Skip to content

orion512/dometl

Repository files navigation

DOMETL (Python ETL Tool)

Dometl is a Python ETL package.

Process

  1. Init - Initializes the database
dometl -t init
  1. Stage - Moves files into staging tables
dometl -t stage
  1. Live - Runs transformations to move data from staging to live tables
dometl -t live
  1. Test - Runs very simple tests on the data
dometl -t test

How to Install & Run the Package?

Run the initialization step

dometl -t init -cp dometl_config
# if you don't install the package
# python -c "from dometl import run_dometl; run_dometl()" -t init -cp dometl_config

Run the staging step

dometl -t stage -ep datasets\\game_data\\daily\\20221105_g.csv -tb ST_GAME -cp dometl_config
# if you don't install the package
# python -c "from dometl import run_dometl; run_dometl()" -t stage -ep datasets\\game_data\\daily\\20221105_g.csv -tb st_game -cp dometl_config
# python -c "from dometl import run_dometl; run_dometl()" -t stage -ep datasets\\game_data\\seasons -tb st_game -cp dometl_config

Run the live step

dometl -t live -tb game -cp dometl_config
# if you don't install the package
# python -c "from dometl import run_dometl; run_dometl()" -t live -tb game -cp dometl_config

Run the test step

dometl -t test -tb game -cp dometl_config
# if you don't install the package
# python -c "from dometl import run_dometl; run_dometl()" -t test -tb game -cp dometl_config

The simple testing is made up of testing queries which are placed into the config.yaml folder like below

tests:
  table_name: ["some_test.sql", "other_test.sql"]
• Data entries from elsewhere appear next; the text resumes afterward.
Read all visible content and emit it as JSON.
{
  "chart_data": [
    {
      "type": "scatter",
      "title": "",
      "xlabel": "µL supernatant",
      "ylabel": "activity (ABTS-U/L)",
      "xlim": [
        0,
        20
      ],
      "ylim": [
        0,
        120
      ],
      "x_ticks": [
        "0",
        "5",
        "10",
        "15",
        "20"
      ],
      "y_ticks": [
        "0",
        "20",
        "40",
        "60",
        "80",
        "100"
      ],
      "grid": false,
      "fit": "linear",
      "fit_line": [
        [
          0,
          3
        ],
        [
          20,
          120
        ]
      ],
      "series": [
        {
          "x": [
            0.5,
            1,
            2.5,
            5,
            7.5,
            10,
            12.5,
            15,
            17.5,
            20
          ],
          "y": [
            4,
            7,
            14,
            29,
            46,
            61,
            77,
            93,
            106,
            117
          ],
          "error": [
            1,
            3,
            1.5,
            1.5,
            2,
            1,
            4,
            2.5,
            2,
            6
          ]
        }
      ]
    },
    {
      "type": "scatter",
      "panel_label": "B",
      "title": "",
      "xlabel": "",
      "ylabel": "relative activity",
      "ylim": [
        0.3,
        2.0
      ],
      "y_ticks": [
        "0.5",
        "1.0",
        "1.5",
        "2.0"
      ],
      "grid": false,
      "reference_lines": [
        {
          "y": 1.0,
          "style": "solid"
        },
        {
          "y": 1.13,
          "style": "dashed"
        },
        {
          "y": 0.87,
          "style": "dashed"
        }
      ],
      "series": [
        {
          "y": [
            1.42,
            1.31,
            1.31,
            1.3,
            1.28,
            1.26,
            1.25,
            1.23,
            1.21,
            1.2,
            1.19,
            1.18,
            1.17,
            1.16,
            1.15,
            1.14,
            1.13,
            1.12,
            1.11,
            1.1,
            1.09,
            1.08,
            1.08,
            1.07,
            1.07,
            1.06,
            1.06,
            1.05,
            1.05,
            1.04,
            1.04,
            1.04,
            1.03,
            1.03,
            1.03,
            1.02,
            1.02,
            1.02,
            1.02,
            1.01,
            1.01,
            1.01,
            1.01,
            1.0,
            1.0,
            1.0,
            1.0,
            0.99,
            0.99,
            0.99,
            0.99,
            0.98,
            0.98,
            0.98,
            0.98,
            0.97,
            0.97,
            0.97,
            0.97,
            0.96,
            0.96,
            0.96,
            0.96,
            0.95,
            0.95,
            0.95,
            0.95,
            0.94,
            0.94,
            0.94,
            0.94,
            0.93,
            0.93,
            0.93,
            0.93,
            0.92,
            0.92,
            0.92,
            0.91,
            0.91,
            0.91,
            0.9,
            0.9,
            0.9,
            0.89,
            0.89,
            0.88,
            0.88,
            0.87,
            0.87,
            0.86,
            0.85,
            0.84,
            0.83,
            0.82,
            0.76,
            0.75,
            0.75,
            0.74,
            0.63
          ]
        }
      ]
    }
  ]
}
Each table can have a set of test queries. The queries need to be written in a way that they return 0 rows when the test passes. If the query returns more than 0 rows the test will fail. As a suggestion the rows that are returned should help find the root cause of the failure.

Configuration Folder

\folder
    config.yaml     # structure defined below
    db_create.sql   # custom file which creates and initializes the db
    file1.sql       # custom SQL file
    file2.sql       # custom SQL file
    file3.sql       # custom SQL file
    file4.sql       # custom SQL file
    file5.sql       # custom SQL file

Structure for config.yaml

credentials_path: "path/to/creds.yaml"

init_order: [
  "db_create.sql",
  "file1.sql",
  "file2.sql",
]

etl:
  table_name_1: "file3.sql"  
  table_name_2: "file4.sql"  
  table_name_3: "file5.sql"  

Structure for the creds.yaml

db_credentials:
  username: ""
  password: ""
  hostname: ""
  port: ""
  db_name: ""

Bonus

Run a script with psql

psql -U postgres -h 127.0.0.1 -d DBNAME -f path\path\file_name.sql

Copy CSV into a table

psql -U postgres -h 127.0.0.1 -d DBNAME -c "COPY table_name FROM '/'some_name.csv' WITH (FORMAT csv)"